How quickly and successfully the economic landscape improves is dependent upon any number of variables. Certainly, the printing industry hasn’t been immune to the financial discord of 2008. But, back when the talk was of a possible recession—before the ramifications of the aforementioned issues came to light and the world collectively panicked in early October—there lumbered a great and proud printing giant, hemorrhaging stock value, unable to shed European assets that had become a liability, and in grave danger of becoming the biggest North American printer to perish.
Now, as retail businesses gulp at the prospect of a U.S. consumer public more concerned with squirreling away funds than spending lavishly in anticipation of the holiday season, out of the turmoil steps Quebecor World, smoothing over its jacket, straightening its tie, ready to step out for the evening.
Financial turmoil? Been there, done that, and now in a much different place. The Montreal-based magazine, book, catalog, direct mail, directory, magazine and retail insert printer has experienced a roller coaster of fortunes in 2008—bankruptcy, a new leader, new accounts, lost accounts, done deals gone sour, financing misfires and triumphs, shuttered facilities, lost jobs, and now...a new hope.
The pride of Montreal, which posted sales of approximately $5.7 billion in 2007—a loss of about $300 million from the previous campaign—is just about ready to retake its place among the ranks of fiscally viable printing companies with strong balance sheets. As of mid-October, the company was to start discussing terms of a bankruptcy exit plan with creditors (including exit financing), which would be followed by entering into a term sheet with its biggest stake holders.
Once the term sheet is secured, notes Jacques Mallette, president and CEO of Quebecor World, it generally takes three to four months to exit bankruptcy protection.

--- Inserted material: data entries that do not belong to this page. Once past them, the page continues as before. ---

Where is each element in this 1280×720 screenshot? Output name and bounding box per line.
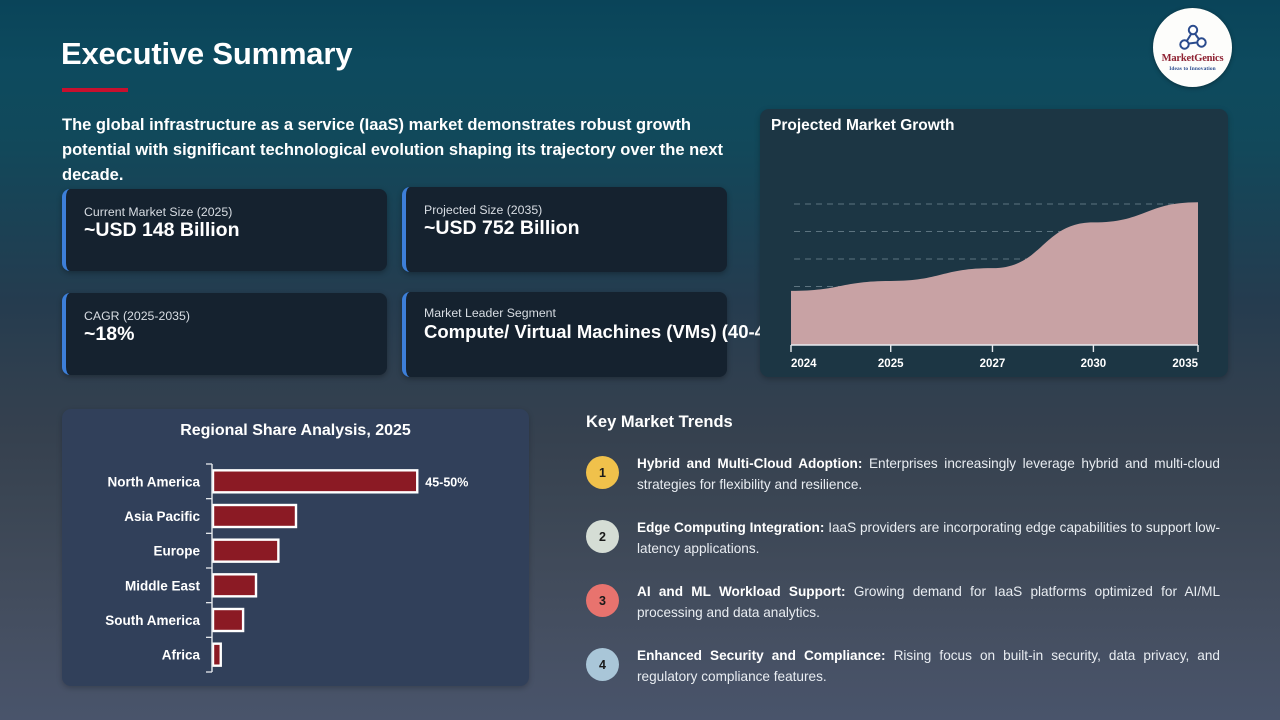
page-title: Executive Summary — [61, 36, 352, 72]
bar — [213, 574, 256, 596]
network-nodes-icon — [1176, 23, 1210, 53]
bar — [213, 470, 417, 492]
trend-number-badge: 3 — [586, 584, 619, 617]
trend-heading: Enhanced Security and Compliance: — [637, 648, 886, 663]
bar — [213, 540, 278, 562]
svg-text:2030: 2030 — [1081, 358, 1107, 370]
svg-text:Africa: Africa — [162, 648, 201, 663]
metric-card-current-market-size: Current Market Size (2025) ~USD 148 Bill… — [62, 189, 387, 271]
bar-chart-regional: North AmericaAsia PacificEuropeMiddle Ea… — [62, 409, 529, 686]
bar — [213, 609, 243, 631]
metric-value: Compute/ Virtual Machines (VMs) (40-45%) — [424, 319, 798, 345]
company-logo: MarketGenics Ideas to Innovation — [1153, 8, 1232, 87]
logo-tagline: Ideas to Innovation — [1169, 67, 1216, 72]
area-series-path — [791, 202, 1198, 345]
trend-item-2: 2 Edge Computing Integration: IaaS provi… — [586, 518, 1220, 559]
svg-text:2027: 2027 — [980, 358, 1006, 370]
svg-text:South America: South America — [105, 613, 200, 628]
trend-heading: Edge Computing Integration: — [637, 520, 824, 535]
trend-text: Edge Computing Integration: IaaS provide… — [637, 518, 1220, 559]
data-labels: 45-50% — [425, 475, 468, 489]
metric-value: ~USD 148 Billion — [84, 217, 240, 243]
trends-section-title: Key Market Trends — [586, 413, 733, 432]
trend-text: AI and ML Workload Support: Growing dema… — [637, 582, 1220, 623]
bar — [213, 644, 221, 666]
x-tick-labels: 20242025202720302035 — [791, 358, 1199, 370]
trend-heading: Hybrid and Multi-Cloud Adoption: — [637, 456, 862, 471]
bar-series — [213, 470, 417, 665]
x-axis — [791, 345, 1198, 352]
trend-heading: AI and ML Workload Support: — [637, 584, 846, 599]
bar — [213, 505, 296, 527]
metric-value: ~18% — [84, 321, 134, 347]
trend-item-3: 3 AI and ML Workload Support: Growing de… — [586, 582, 1220, 623]
trend-text: Enhanced Security and Compliance: Rising… — [637, 646, 1220, 687]
trend-item-1: 1 Hybrid and Multi-Cloud Adoption: Enter… — [586, 454, 1220, 495]
svg-text:2025: 2025 — [878, 358, 904, 370]
projected-market-growth-panel: Projected Market Growth 2024202520272030… — [760, 109, 1228, 377]
trend-item-4: 4 Enhanced Security and Compliance: Risi… — [586, 646, 1220, 687]
svg-text:North America: North America — [107, 474, 200, 489]
svg-text:2024: 2024 — [791, 358, 817, 370]
title-underline-rule — [62, 88, 128, 92]
category-labels: North AmericaAsia PacificEuropeMiddle Ea… — [105, 474, 200, 662]
metric-card-cagr: CAGR (2025-2035) ~18% — [62, 293, 387, 375]
y-axis — [206, 464, 212, 672]
metric-label: Market Leader Segment — [424, 306, 556, 320]
svg-text:2035: 2035 — [1172, 358, 1198, 370]
regional-share-panel: Regional Share Analysis, 2025 North Amer… — [62, 409, 529, 686]
svg-text:Europe: Europe — [153, 544, 200, 559]
logo-company-name: MarketGenics — [1162, 54, 1224, 65]
metric-card-projected-size: Projected Size (2035) ~USD 752 Billion — [402, 187, 727, 272]
area-chart-growth: 20242025202720302035 — [760, 109, 1228, 377]
trend-number-badge: 2 — [586, 520, 619, 553]
svg-text:Asia Pacific: Asia Pacific — [124, 509, 200, 524]
svg-text:45-50%: 45-50% — [425, 475, 468, 489]
trend-number-badge: 4 — [586, 648, 619, 681]
slide-canvas: Executive Summary MarketGenics Ideas to … — [0, 0, 1280, 720]
trend-number-badge: 1 — [586, 456, 619, 489]
metric-value: ~USD 752 Billion — [424, 215, 580, 241]
svg-text:Middle East: Middle East — [125, 578, 201, 593]
metric-card-market-leader-segment: Market Leader Segment Compute/ Virtual M… — [402, 292, 727, 377]
intro-paragraph: The global infrastructure as a service (… — [62, 113, 727, 188]
trend-text: Hybrid and Multi-Cloud Adoption: Enterpr… — [637, 454, 1220, 495]
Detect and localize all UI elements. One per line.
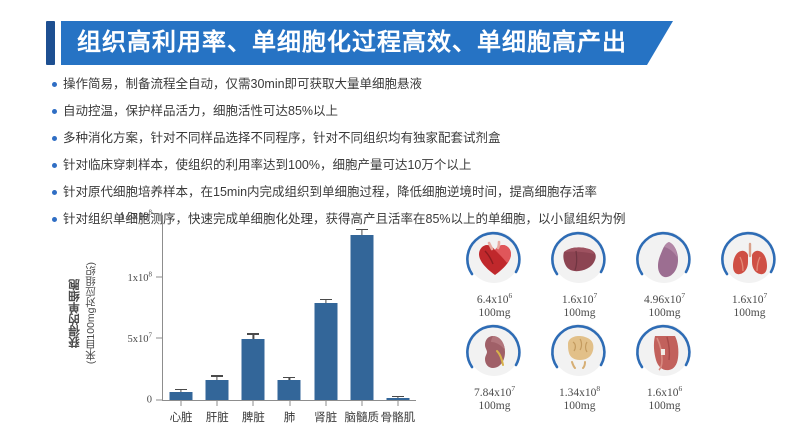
error-bar: [325, 300, 326, 303]
brain-icon: [560, 332, 600, 372]
section-banner: 组织高利用率、单细胞化过程高效、单细胞高产出: [46, 21, 673, 65]
y-axis-title-sub: (来自100mg对应组织): [83, 262, 98, 364]
error-bar-cap: [320, 299, 332, 300]
error-bar: [180, 390, 181, 392]
heart-icon: [475, 239, 515, 279]
x-tick-mark: [217, 401, 218, 406]
bullet-item: 多种消化方案，针对不同样品选择不同程序，针对不同组织均有独家配套试剂盒: [52, 128, 752, 150]
organ-mass-label: 100mg: [649, 399, 681, 414]
x-tick-label: 脾脏: [242, 409, 265, 425]
error-bar-cap: [283, 377, 295, 378]
bar-group: [235, 215, 271, 400]
organ-mass-label: 100mg: [479, 306, 511, 321]
bar-group: [163, 215, 199, 400]
bullet-text: 自动控温，保护样品活力，细胞活性可达85%以上: [63, 101, 338, 121]
bullet-item: 操作简易，制备流程全自动，仅需30min即可获取大量单细胞悬液: [52, 74, 752, 96]
lung-icon: [730, 239, 770, 279]
error-bar: [397, 397, 398, 398]
error-bar: [253, 335, 254, 339]
x-tick-mark: [325, 401, 326, 406]
x-tick-mark: [181, 401, 182, 406]
chart-bar: [170, 392, 193, 400]
y-axis-title-main: 获得的单细胞: [67, 279, 83, 348]
organ-card-brain: 1.34x108100mg: [537, 321, 622, 414]
y-tick-label: 1x108: [128, 270, 153, 284]
x-tick-label: 心脏: [170, 409, 193, 425]
y-tick-label: 0: [147, 395, 152, 406]
organ-mass-label: 100mg: [734, 306, 766, 321]
error-bar: [361, 230, 362, 235]
x-tick-label: 骨骼肌: [381, 409, 416, 425]
chart-bar: [386, 398, 409, 400]
y-axis-title: 获得的单细胞 (来自100mg对应组织): [56, 213, 108, 413]
bullet-text: 针对原代细胞培养样本，在15min内完成组织到单细胞过程，降低细胞逆境时间，提高…: [63, 182, 597, 202]
organ-card-spleen: 4.96x107100mg: [622, 228, 707, 321]
x-tick-mark: [253, 401, 254, 406]
organ-card-muscle: 1.6x106100mg: [622, 321, 707, 414]
bullet-item: 自动控温，保护样品活力，细胞活性可达85%以上: [52, 101, 752, 123]
x-tick-label: 肺: [284, 409, 296, 425]
x-tick-label: 肝脏: [206, 409, 229, 425]
bar-chart: 获得的单细胞 (来自100mg对应组织) 05x1071x1081.5x108 …: [56, 213, 436, 441]
bullet-text: 操作简易，制备流程全自动，仅需30min即可获取大量单细胞悬液: [63, 74, 422, 94]
y-axis-ticks: 05x1071x1081.5x108: [104, 215, 156, 401]
banner-body: 组织高利用率、单细胞化过程高效、单细胞高产出: [61, 21, 673, 65]
organ-card-liver: 1.6x107100mg: [537, 228, 622, 321]
muscle-icon: [645, 332, 685, 372]
chart-bar: [206, 380, 229, 400]
organ-yield-value: 4.96x107: [644, 291, 685, 306]
organ-badge: [464, 228, 526, 290]
y-tick-label: 1.5x108: [120, 208, 152, 222]
organ-yield-value: 1.6x107: [562, 291, 597, 306]
organ-card-lung: 1.6x107100mg: [707, 228, 792, 321]
chart-bar: [242, 339, 265, 400]
chart-bar: [350, 235, 373, 400]
organ-badge: [464, 321, 526, 383]
x-tick-label: 脑髓质: [345, 409, 380, 425]
bullet-dot-icon: [52, 82, 57, 87]
bullet-text: 针对临床穿刺样本，使组织的利用率达到100%，细胞产量可达10万个以上: [63, 155, 471, 175]
error-bar-cap: [247, 333, 259, 334]
liver-icon: [560, 239, 600, 279]
plot-area: 05x1071x1081.5x108 心脏肝脏脾脏肺肾脏脑髓质骨骼肌: [104, 215, 424, 441]
x-tick-mark: [361, 401, 362, 406]
plot-canvas: [163, 215, 416, 400]
kidney-icon: [475, 332, 515, 372]
bullet-item: 针对临床穿刺样本，使组织的利用率达到100%，细胞产量可达10万个以上: [52, 155, 752, 177]
bullet-dot-icon: [52, 190, 57, 195]
organ-badge: [549, 228, 611, 290]
organ-yield-grid: 6.4x106100mg1.6x107100mg4.96x107100mg1.6…: [452, 228, 792, 414]
error-bar: [217, 377, 218, 381]
organ-card-heart: 6.4x106100mg: [452, 228, 537, 321]
error-bar-cap: [175, 389, 187, 390]
organ-yield-value: 6.4x106: [477, 291, 512, 306]
error-bar-cap: [211, 375, 223, 376]
organ-badge: [634, 228, 696, 290]
spleen-icon: [645, 239, 685, 279]
bar-group: [344, 215, 380, 400]
organ-yield-value: 7.84x107: [474, 384, 515, 399]
organ-badge: [719, 228, 781, 290]
bullet-item: 针对原代细胞培养样本，在15min内完成组织到单细胞过程，降低细胞逆境时间，提高…: [52, 182, 752, 204]
feature-bullet-list: 操作简易，制备流程全自动，仅需30min即可获取大量单细胞悬液自动控温，保护样品…: [52, 74, 752, 236]
bar-group: [271, 215, 307, 400]
bullet-text: 多种消化方案，针对不同样品选择不同程序，针对不同组织均有独家配套试剂盒: [63, 128, 501, 148]
bullet-dot-icon: [52, 163, 57, 168]
organ-row: 6.4x106100mg1.6x107100mg4.96x107100mg1.6…: [452, 228, 792, 321]
organ-mass-label: 100mg: [479, 399, 511, 414]
error-bar-cap: [356, 229, 368, 230]
organ-row: 7.84x107100mg1.34x108100mg1.6x106100mg: [452, 321, 792, 414]
organ-yield-value: 1.6x106: [647, 384, 682, 399]
organ-yield-value: 1.6x107: [732, 291, 767, 306]
organ-badge: [634, 321, 696, 383]
organ-mass-label: 100mg: [564, 399, 596, 414]
bullet-dot-icon: [52, 136, 57, 141]
chart-bar: [278, 380, 301, 400]
chart-bar: [314, 303, 337, 400]
x-tick-label: 肾脏: [314, 409, 337, 425]
bar-group: [380, 215, 416, 400]
error-bar-cap: [392, 396, 404, 397]
x-tick-mark: [397, 401, 398, 406]
error-bar: [289, 378, 290, 380]
page-title: 组织高利用率、单细胞化过程高效、单细胞高产出: [77, 31, 627, 55]
organ-mass-label: 100mg: [649, 306, 681, 321]
organ-yield-value: 1.34x108: [559, 384, 600, 399]
y-tick-label: 5x107: [128, 332, 153, 346]
bar-group: [308, 215, 344, 400]
organ-mass-label: 100mg: [564, 306, 596, 321]
organ-badge: [549, 321, 611, 383]
x-tick-mark: [289, 401, 290, 406]
bar-group: [199, 215, 235, 400]
organ-card-kidney: 7.84x107100mg: [452, 321, 537, 414]
bullet-dot-icon: [52, 109, 57, 114]
banner-accent-bar: [46, 21, 55, 65]
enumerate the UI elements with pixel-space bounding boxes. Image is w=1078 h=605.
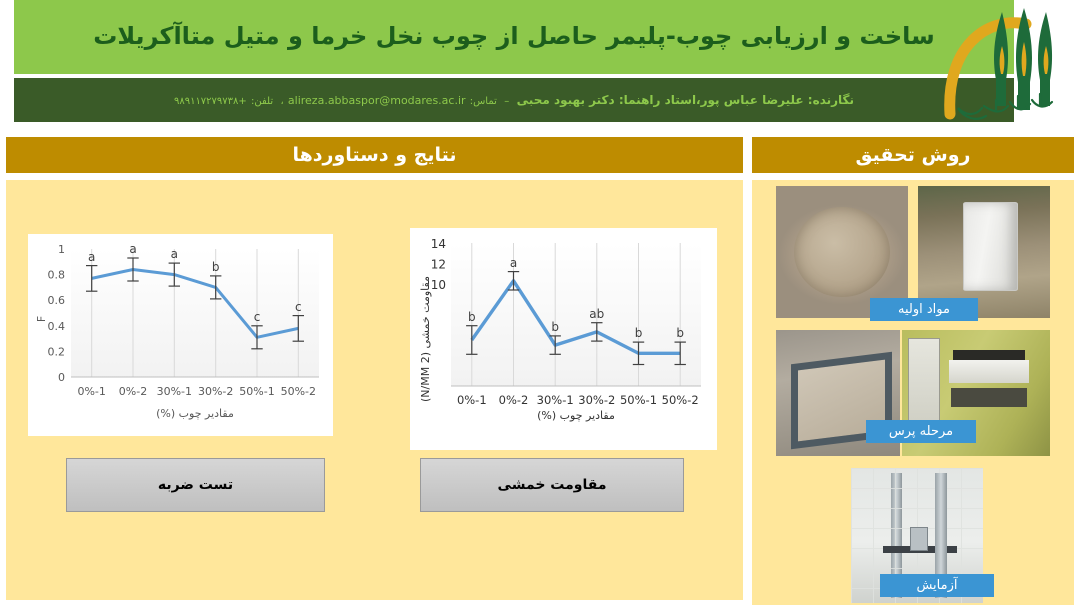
- svg-text:0%-2: 0%-2: [119, 385, 147, 398]
- svg-text:c: c: [295, 300, 302, 314]
- author-label: نگارنده: علیرضا عباس پور،استاد راهنما: د…: [517, 93, 854, 107]
- svg-text:a: a: [171, 247, 178, 261]
- svg-text:b: b: [468, 310, 476, 324]
- svg-text:a: a: [88, 250, 95, 264]
- svg-text:0: 0: [58, 371, 65, 384]
- caption-raw-materials-label: مواد اولیه: [898, 302, 950, 317]
- svg-text:مقاومت خمشی (N/MM 2): مقاومت خمشی (N/MM 2): [419, 276, 432, 402]
- caption-press-stage: مرحله پرس: [866, 420, 976, 443]
- svg-text:30%-1: 30%-1: [157, 385, 192, 398]
- section-header-results: نتایج و دستاوردها: [6, 137, 743, 173]
- caption-raw-materials: مواد اولیه: [870, 298, 978, 321]
- impact-test-chart: 1 0.8 0.6 0.4 0.2 0 F: [28, 234, 333, 436]
- svg-text:0%-1: 0%-1: [457, 393, 487, 407]
- svg-text:30%-1: 30%-1: [537, 393, 574, 407]
- impact-chart-svg: 1 0.8 0.6 0.4 0.2 0 F: [29, 235, 332, 435]
- svg-text:0.8: 0.8: [48, 269, 66, 282]
- svg-text:b: b: [212, 260, 220, 274]
- svg-text:b: b: [635, 326, 643, 340]
- svg-text:14: 14: [431, 237, 446, 251]
- phone-number: +۹۸۹۱۱۷۲۷۹۷۳۸: [174, 96, 247, 107]
- svg-text:10: 10: [431, 278, 446, 292]
- caption-testing-label: آزمایش: [916, 578, 957, 593]
- svg-text:b: b: [551, 320, 559, 334]
- svg-text:50%-2: 50%-2: [281, 385, 316, 398]
- svg-text:0.2: 0.2: [48, 345, 66, 358]
- svg-text:F: F: [35, 316, 48, 322]
- impact-test-button[interactable]: تست ضربه: [66, 458, 325, 512]
- email-text[interactable]: alireza.abbaspor@modares.ac.ir: [288, 94, 466, 107]
- svg-text:a: a: [510, 256, 517, 270]
- svg-text:b: b: [676, 326, 684, 340]
- svg-text:0%-1: 0%-1: [77, 385, 105, 398]
- svg-text:0.4: 0.4: [48, 320, 66, 333]
- svg-text:30%-2: 30%-2: [198, 385, 233, 398]
- svg-text:a: a: [129, 242, 136, 256]
- svg-text:0%-2: 0%-2: [499, 393, 529, 407]
- poster-root: ساخت و ارزیابی چوب-پلیمر حاصل از چوب نخل…: [0, 0, 1078, 605]
- svg-text:0.6: 0.6: [48, 294, 66, 307]
- svg-text:30%-2: 30%-2: [578, 393, 615, 407]
- svg-text:12: 12: [431, 257, 446, 271]
- author-band: نگارنده: علیرضا عباس پور،استاد راهنما: د…: [14, 78, 1014, 122]
- title-band: ساخت و ارزیابی چوب-پلیمر حاصل از چوب نخل…: [14, 0, 1014, 74]
- flexural-strength-button-label: مقاومت خمشی: [498, 477, 607, 493]
- section-header-results-label: نتایج و دستاوردها: [292, 144, 456, 166]
- section-header-method-label: روش تحقیق: [856, 144, 971, 166]
- caption-testing: آزمایش: [880, 574, 994, 597]
- flexural-strength-chart: 14 12 10 مقاومت خمشی (N/MM 2): [410, 228, 717, 450]
- svg-text:مقادیر چوب (%): مقادیر چوب (%): [156, 407, 234, 420]
- flexural-strength-button[interactable]: مقاومت خمشی: [420, 458, 684, 512]
- svg-text:مقادیر چوب (%): مقادیر چوب (%): [537, 409, 615, 422]
- caption-press-stage-label: مرحله پرس: [889, 424, 953, 439]
- svg-text:50%-1: 50%-1: [239, 385, 274, 398]
- svg-text:50%-2: 50%-2: [662, 393, 699, 407]
- phone-label: تلفن:: [251, 96, 273, 107]
- flexural-chart-svg: 14 12 10 مقاومت خمشی (N/MM 2): [411, 229, 716, 449]
- page-title: ساخت و ارزیابی چوب-پلیمر حاصل از چوب نخل…: [14, 4, 1014, 68]
- svg-text:c: c: [254, 310, 261, 324]
- svg-text:50%-1: 50%-1: [620, 393, 657, 407]
- impact-test-button-label: تست ضربه: [158, 477, 233, 493]
- author-contact-line: نگارنده: علیرضا عباس پور،استاد راهنما: د…: [14, 78, 1014, 122]
- svg-text:ab: ab: [589, 307, 604, 321]
- svg-text:1: 1: [58, 243, 65, 256]
- contact-label: تماس:: [470, 96, 497, 107]
- section-header-method: روش تحقیق: [752, 137, 1074, 173]
- university-logo-icon: [940, 2, 1072, 126]
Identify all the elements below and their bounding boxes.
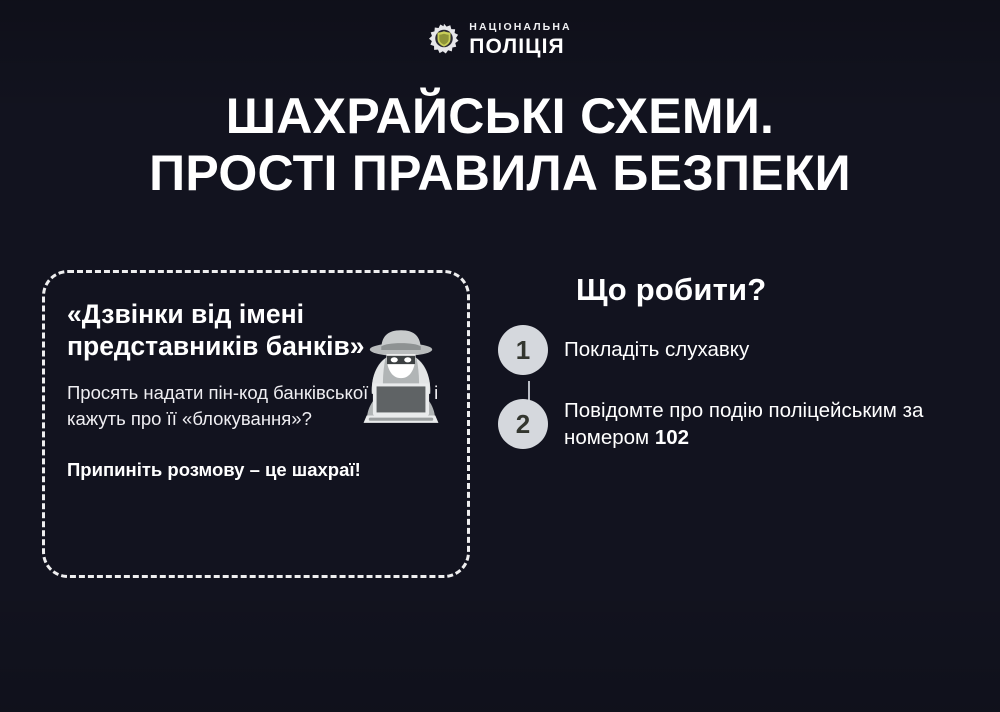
police-star-badge-icon <box>428 23 460 55</box>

Barring any bumps in the road—mindful that the company has to deal with reorganizational laws in two countries—Mallette anticipates term sheet approval by the conclusion of 2008. The end is near, and so is the beginning. A new name, fresh logo, bold identity and a refocused mission statement will usher in a new era and a possible return to greatness for North America’s second largest printing conglomerate. Along with organic growth, the company that expanded through acquisition will one day soon be active on the M&A landscape and perhaps add to its stable of 100 facilities and 24,000 employees.